I also think that it’s also important to examine whether cultural factors exist that may inhibit black patients from requesting pain medication and if that possible inhibition results in under treatment of pain for Black patients.

I think we have to be very cautious to conclude that differences in medical treatment or outcome are the result of bias rather than another factor.  For too long many healthcare treatments and theories have lacked the requisite scientific validation.  Granted, identifying and calling-out racism gives one the moral high ground, but it may not always be the truth, and in healthcare it is scientific truth that saves lives and preserves health.

For example, life expectancy data collected by the Kaiser Family Foundation shows that white Americans have a life expectancy of 78.9 years whereas black Americans have a shorter life expectancy of 74.6 years. It is very tempting to conclude that this is solely because white Americans hold greater political and economic power and as a result black patients get inferior care.  However, this doesn’t hold up when you look at the data for life expectancy across all ethnic groups.  According to the data, white Americans have a shorter life expectancy than Latinos (82.8 years) and Asian- Americans (86.5 years) and are only slightly ahead of Native Americans (76.9 years).  Neither Latinos nor Asian-Americans currently have greater political or economic power in the United States than do white Americans.  Race may be a factor, but that doesn’t mean racism or bias is the driving force behind the differences.

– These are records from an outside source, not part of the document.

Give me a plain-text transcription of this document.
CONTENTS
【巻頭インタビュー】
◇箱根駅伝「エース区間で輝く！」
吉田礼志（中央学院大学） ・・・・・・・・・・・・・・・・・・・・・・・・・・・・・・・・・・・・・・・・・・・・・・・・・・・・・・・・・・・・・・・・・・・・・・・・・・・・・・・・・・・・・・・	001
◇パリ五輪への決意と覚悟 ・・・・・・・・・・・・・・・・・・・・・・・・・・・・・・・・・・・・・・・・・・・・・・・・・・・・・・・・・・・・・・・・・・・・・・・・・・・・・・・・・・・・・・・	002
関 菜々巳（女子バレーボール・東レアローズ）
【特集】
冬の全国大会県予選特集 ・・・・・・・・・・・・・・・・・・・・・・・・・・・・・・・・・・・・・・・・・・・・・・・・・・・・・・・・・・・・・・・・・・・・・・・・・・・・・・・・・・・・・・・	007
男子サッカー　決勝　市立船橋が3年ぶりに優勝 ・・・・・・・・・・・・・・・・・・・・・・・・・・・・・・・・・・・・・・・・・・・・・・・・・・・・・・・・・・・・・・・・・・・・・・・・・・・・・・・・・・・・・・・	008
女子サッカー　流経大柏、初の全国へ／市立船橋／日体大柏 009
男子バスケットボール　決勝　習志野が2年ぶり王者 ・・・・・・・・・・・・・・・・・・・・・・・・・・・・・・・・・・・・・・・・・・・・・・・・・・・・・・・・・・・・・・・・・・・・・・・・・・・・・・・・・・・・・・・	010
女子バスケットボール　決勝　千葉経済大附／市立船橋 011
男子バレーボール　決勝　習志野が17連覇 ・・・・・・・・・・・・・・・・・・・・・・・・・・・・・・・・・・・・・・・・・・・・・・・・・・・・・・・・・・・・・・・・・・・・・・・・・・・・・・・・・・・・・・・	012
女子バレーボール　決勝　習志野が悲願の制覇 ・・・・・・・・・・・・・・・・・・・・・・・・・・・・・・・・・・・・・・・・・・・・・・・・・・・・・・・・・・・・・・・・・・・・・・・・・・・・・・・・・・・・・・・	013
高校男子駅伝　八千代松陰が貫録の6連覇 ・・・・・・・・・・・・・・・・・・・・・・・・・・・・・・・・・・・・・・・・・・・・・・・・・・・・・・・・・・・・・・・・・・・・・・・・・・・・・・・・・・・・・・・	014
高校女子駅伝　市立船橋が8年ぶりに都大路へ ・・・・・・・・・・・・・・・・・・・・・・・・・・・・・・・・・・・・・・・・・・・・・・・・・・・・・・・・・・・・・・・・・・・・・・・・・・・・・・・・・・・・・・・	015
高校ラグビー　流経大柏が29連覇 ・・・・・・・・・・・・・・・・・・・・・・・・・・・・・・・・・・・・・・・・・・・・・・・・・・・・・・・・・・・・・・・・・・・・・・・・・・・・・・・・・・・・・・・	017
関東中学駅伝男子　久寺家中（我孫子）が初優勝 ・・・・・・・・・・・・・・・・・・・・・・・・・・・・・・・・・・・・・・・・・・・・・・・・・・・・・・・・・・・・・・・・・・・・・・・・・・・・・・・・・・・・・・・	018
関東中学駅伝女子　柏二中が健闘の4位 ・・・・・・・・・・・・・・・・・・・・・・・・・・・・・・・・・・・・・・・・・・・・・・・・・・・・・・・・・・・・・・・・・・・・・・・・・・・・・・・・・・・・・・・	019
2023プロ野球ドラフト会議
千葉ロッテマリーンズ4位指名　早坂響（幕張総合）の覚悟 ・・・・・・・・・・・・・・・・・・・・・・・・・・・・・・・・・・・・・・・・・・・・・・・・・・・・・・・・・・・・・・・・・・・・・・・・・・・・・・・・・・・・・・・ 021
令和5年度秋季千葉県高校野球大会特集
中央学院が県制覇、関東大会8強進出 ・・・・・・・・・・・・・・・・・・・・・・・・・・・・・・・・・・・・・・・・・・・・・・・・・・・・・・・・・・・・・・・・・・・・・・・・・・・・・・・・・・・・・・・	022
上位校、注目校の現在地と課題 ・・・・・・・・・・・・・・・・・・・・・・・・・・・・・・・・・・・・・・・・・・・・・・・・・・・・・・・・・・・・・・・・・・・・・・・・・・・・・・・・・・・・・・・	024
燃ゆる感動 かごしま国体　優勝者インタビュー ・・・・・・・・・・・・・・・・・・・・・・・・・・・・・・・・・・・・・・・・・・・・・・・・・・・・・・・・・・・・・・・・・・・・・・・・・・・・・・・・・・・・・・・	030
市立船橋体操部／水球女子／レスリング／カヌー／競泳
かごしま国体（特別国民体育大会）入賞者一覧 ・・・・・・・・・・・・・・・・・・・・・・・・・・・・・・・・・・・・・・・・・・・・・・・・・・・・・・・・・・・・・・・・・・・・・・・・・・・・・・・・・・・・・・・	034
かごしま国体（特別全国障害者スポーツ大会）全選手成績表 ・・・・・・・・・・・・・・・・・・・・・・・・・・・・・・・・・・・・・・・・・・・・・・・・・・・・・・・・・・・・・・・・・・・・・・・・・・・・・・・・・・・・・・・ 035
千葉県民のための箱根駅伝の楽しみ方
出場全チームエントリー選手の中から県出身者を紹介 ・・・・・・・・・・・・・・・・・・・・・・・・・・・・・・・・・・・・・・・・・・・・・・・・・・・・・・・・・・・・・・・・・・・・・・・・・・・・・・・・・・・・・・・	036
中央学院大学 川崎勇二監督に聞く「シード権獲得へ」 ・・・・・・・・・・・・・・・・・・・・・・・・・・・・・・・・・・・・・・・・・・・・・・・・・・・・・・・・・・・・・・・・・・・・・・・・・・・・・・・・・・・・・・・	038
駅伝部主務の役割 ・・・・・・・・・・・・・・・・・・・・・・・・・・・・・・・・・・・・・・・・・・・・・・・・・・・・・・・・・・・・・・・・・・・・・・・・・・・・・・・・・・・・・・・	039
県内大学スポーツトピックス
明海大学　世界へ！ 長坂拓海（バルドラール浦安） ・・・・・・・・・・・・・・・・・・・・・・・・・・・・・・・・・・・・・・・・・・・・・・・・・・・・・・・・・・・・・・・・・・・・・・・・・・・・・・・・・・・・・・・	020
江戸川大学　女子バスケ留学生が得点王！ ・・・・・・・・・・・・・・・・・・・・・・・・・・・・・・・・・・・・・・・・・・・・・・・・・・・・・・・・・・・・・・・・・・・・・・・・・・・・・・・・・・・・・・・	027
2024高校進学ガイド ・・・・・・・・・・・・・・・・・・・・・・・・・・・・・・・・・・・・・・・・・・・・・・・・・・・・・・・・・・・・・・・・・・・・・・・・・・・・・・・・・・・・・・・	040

I think it’s also important to remember, before we declare black pain undertreated, that we recognize that the current practices regarding the use of pain medication in American healthcare is an anomaly worldwide. Consider that the New York Times reported that American “Patients here consumed 99 percent of the world’s hydrocodone, the opioid in Vicodin. They also consumed 80 percent of the world’s oxycodone, present in Percocet and OxyContin, and 65 percent of the world’s hydromorphone, the key ingredient in Dilaudid, in 2010.” According to the National Institute on Drug Abuse, the number of deaths in the United States due to prescription pain relievers has quadrupled since 1999.

Given these numbers, I have to question whether the data on the use of pain medication isn’t coming from the under treatment of black pain, but is more indicative of a larger epidemic of prescription pain medication abuse in white American patients.  Consider another article from the Washington Post that examined other research which reported that “Non-Hispanic white Americans take prescription drugs at roughly twice the rate of Mexican Americans. Researchers offered no clear explanation but said the disparity “was not entirely attributable” to differences in insurance status.”

This may not be better healthcare for white Americans, but indications of a serious untreated healthcare problem.  I won’t pretend that I have all the answers to the many questions and challenges we face as we seek to create a healthcare system to provide appropriate care to all Americans.  However, I do know that we have examine the issues very closely and seek truth above all else.